L’officier l’interroge sur sa maladie. Alors l’Arabe ouvre son vêtement et nous apercevons une plaie horrible, très vieille déjà et purulente, à la hauteur du foie. Ayant invité le blessé à se retourner, un autre trou nous apparut dans son dos, en face du premier, au centre d’une grosseur aussi volumineuse qu’une tête d’enfant. Lorsqu’on appuyait autour, des fragments d’os sortaient. Cet homme avait reçu manifestement un coup de fusil et la charge, entrée sous la poitrine, était sortie par le dos, en broyant deux ou trois côtes. Mais il nia avec énergie, protesta et jura que «c’était l’œuvre de Dieu».

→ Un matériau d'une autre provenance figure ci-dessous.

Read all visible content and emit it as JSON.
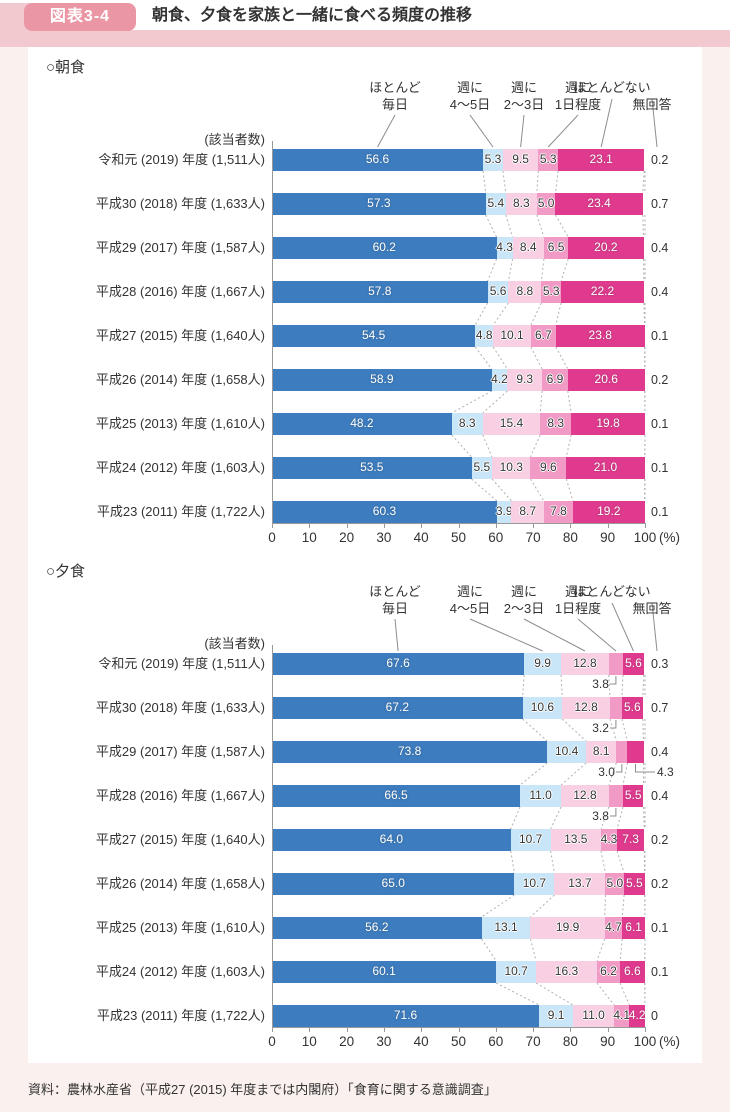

Dans ce pays sec, d’ailleurs, les plaies ne présentent jamais de gravité. Les fermentations, les pourritures produites par les éclosions de microbes n’existent point, ces animalcules ne vivant que sous les climats humides. A moins d’être tué sur le coup, à moins qu’un organe essentiel ne soit supprimé, les blessures sont toujours guéries.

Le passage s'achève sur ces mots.